There aren't that many sporting events like that for TigerBlog. He's not talking about Princeton here, obviously. There are hundreds of those from Princeton.

But beyond that? The Miracle on Ice, for sure. The Giants when they won the Super Bowl.

And the 1999 Women's World Cup final.

TigerBlog was in Seattle, visiting BrotherBlog, and he supposed to be flying to Philadelphia at the time. That flight, though, was cancelled, and he was put on a flight to Dulles Airport instead.

The plane landed after the game should have ended, but because it went overtime, it was still going on when TB got off the plane. He saw a TV and a crowd around it, and he realized what was going on.

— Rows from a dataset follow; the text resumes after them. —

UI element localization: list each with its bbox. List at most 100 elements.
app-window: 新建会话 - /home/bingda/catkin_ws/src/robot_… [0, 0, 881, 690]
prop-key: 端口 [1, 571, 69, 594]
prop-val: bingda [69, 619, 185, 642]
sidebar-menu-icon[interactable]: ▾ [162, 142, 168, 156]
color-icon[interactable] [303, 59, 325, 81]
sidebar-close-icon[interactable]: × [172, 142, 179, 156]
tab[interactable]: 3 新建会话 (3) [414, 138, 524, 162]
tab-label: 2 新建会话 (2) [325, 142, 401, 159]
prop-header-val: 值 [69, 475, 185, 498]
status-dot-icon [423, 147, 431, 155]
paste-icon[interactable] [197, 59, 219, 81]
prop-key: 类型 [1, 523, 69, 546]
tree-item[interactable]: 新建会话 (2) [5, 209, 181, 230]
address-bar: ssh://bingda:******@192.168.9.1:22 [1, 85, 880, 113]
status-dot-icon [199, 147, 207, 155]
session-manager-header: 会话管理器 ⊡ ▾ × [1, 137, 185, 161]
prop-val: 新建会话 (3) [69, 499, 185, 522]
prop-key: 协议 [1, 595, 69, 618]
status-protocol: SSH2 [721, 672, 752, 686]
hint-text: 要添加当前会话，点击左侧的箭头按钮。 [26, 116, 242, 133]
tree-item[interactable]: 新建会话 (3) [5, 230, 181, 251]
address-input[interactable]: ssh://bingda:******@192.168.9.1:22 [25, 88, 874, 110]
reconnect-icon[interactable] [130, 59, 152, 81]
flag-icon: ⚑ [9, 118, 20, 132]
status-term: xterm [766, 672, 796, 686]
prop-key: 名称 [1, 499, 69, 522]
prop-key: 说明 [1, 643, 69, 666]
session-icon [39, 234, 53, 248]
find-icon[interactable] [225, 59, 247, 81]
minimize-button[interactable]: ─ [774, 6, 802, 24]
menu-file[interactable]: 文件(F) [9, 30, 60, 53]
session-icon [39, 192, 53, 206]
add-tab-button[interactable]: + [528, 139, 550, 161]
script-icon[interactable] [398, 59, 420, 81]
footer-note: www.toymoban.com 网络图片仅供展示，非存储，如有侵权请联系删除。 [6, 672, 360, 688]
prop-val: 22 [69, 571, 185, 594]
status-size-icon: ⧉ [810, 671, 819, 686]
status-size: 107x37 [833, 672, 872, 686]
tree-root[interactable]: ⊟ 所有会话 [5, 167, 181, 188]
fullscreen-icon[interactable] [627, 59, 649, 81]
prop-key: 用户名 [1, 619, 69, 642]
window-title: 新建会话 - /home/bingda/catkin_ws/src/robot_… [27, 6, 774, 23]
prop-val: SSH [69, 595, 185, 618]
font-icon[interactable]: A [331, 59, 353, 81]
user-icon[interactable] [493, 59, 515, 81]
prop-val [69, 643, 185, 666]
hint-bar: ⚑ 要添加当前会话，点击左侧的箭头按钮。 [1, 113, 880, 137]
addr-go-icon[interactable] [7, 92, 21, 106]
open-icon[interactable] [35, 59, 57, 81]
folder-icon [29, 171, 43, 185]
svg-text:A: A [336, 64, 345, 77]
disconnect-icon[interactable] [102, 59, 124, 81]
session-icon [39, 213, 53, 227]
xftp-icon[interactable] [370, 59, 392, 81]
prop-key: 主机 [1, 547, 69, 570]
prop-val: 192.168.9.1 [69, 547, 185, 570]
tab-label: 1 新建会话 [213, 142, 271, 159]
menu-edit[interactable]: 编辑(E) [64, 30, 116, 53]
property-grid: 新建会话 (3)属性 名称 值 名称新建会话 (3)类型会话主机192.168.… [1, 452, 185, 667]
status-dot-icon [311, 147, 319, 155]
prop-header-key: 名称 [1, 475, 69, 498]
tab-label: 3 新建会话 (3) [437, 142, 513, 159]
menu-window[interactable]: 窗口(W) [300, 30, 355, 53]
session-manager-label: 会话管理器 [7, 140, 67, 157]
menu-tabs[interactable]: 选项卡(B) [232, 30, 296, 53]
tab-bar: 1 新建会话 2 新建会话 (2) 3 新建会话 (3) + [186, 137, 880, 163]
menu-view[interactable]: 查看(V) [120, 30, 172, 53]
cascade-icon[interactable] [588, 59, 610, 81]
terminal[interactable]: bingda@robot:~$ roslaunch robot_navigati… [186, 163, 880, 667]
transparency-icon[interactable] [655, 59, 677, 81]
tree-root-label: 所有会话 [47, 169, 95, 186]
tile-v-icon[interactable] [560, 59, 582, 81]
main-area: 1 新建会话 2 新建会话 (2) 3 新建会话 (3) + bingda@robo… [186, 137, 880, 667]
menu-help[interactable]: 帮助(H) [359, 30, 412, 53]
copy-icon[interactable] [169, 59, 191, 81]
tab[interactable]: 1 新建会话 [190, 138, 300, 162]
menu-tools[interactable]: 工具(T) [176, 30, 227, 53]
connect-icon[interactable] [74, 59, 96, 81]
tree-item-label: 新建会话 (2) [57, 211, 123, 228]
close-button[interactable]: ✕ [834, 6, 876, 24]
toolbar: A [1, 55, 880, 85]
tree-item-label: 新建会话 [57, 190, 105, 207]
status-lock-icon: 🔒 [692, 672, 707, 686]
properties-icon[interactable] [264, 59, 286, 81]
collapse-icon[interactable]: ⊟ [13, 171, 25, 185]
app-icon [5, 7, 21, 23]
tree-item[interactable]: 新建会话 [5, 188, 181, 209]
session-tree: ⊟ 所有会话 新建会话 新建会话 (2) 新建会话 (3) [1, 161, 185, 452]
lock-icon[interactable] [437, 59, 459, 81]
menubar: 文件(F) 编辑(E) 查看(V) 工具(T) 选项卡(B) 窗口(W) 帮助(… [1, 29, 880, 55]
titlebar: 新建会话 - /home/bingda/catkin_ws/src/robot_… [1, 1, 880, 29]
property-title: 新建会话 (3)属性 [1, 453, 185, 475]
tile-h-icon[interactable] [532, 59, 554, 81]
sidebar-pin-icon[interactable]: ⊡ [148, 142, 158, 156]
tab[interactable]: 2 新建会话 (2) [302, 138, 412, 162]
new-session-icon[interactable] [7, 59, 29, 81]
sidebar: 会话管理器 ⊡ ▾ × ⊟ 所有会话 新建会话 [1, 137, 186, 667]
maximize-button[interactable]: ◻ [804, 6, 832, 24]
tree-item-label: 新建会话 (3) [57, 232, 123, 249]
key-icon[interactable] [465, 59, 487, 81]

He got to a spot where he could see the TV just as the penalty kicks were starting. His car was at the Philadelphia airport, his luggage was who knows where ,but so what. Everything else could wait.

He wanted to see the end of the game.

When the U.S. won, a roar went up in the terminal. It was a roar of sports fans, male and female.

They were celebrating the achievement of one of the most remarkable and important teams in the history of American sports. Girls who can't play? Hah. No.

These were women who were champions, and trailblazers.

It was great to hear two of their best speak at Princeton last night. They were beyond impressive.